南仏の田舎町を舞台に、母親の葬儀のため久々に集まった家族の関わりを描いたコメディ。

巨匠ルイ・マルが1968年5月に発生したフランス五月革命に材を取った家族コメディの快作で、名優ミシェル・ピコリ、ミュウ=ミュウ、ドミニク・ブランといった実力派の役者達が織りなす家族の狂騒劇に訳も分からず魅了されます。

学生が主導しフランス・パリで大規模なストライキを巻き起こした1968年5月。母親急死の報せを受けて南仏の田舎町にある実家の屋敷に集まったとある家族が、遺産を巡ってそれぞれに欲望を露わにしていく中で、五月革命の激化を知った彼らは屋敷を脱出、暗い洞窟へとみんなで避難することに…というお話で、自然豊かな田園風景の中で“母親の死&五月革命”に揺れる一つの家族の姿を見つめています。

とても大らかでノスタルジックな作風が魅力ですが、母親の亡骸の横で沢山の遺産の配分方法について熱心に話し合う家族の姿が、金への執着を示すブルジョワに対する皮肉たっぷりに映し出されます。そしてフランスを混乱に陥れている学生に対し「死ねばいい」という過激な発言まで飛び出す始末で、彼ら家族の中では自分達が革命の被害者であるという意識が常にあります。しかし知らず知らずの内に、彼ら家族も革命のリズムに乗っていく。ストライキを主導した学生や労働者が自由や平等やセックスをスローガンに掲げていたように、彼らブルジョワ家族もいつの間にか自由を謳歌していきます。無邪気な子供のように汽車ポッポしたり、フリーセックスまがいのお遊びに興じたり、柔らかな日差しの中でみんなでピクニックしたり…。
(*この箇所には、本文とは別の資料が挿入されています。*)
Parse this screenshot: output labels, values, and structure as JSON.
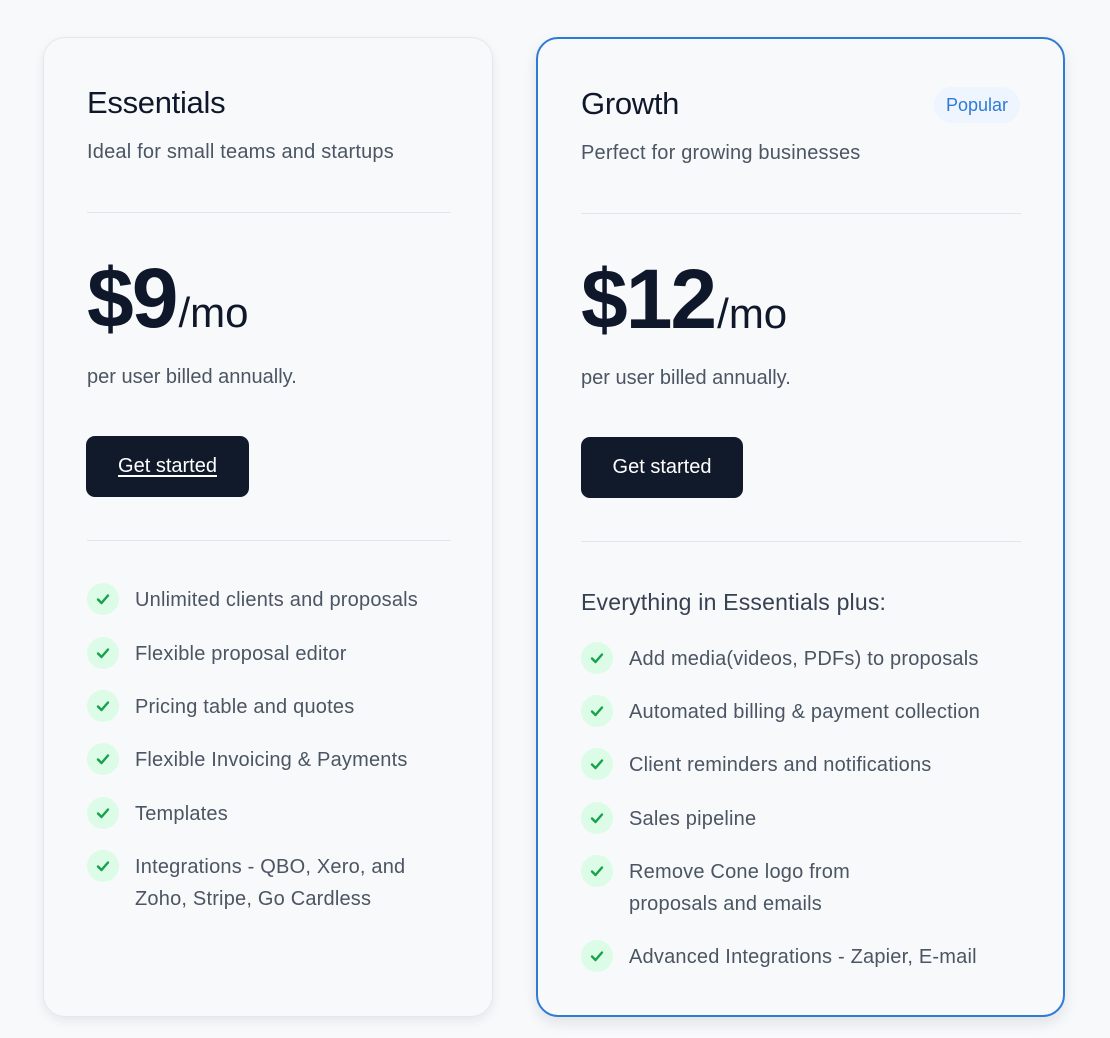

前半の醜い遺産相続争いはどこ吹く風、自由気ままな彼ら家族の交流がほのぼのとしたタッチで綴られていきます。

そして本作の大らかなムードを助長するエッセンスとして、ジャズ・バイオリンの世界的名手であるステファン・グラッペリが奏でる心地よく軽快なメロディが重要な役割を果たしています。母親の死も、遺産争いも、家族同士の大喧嘩も、男女の痴情も…ジャズ・バイオリンのリズムカルな旋律がそれら全てを朗らかに包み込んでコメディ化してくれています。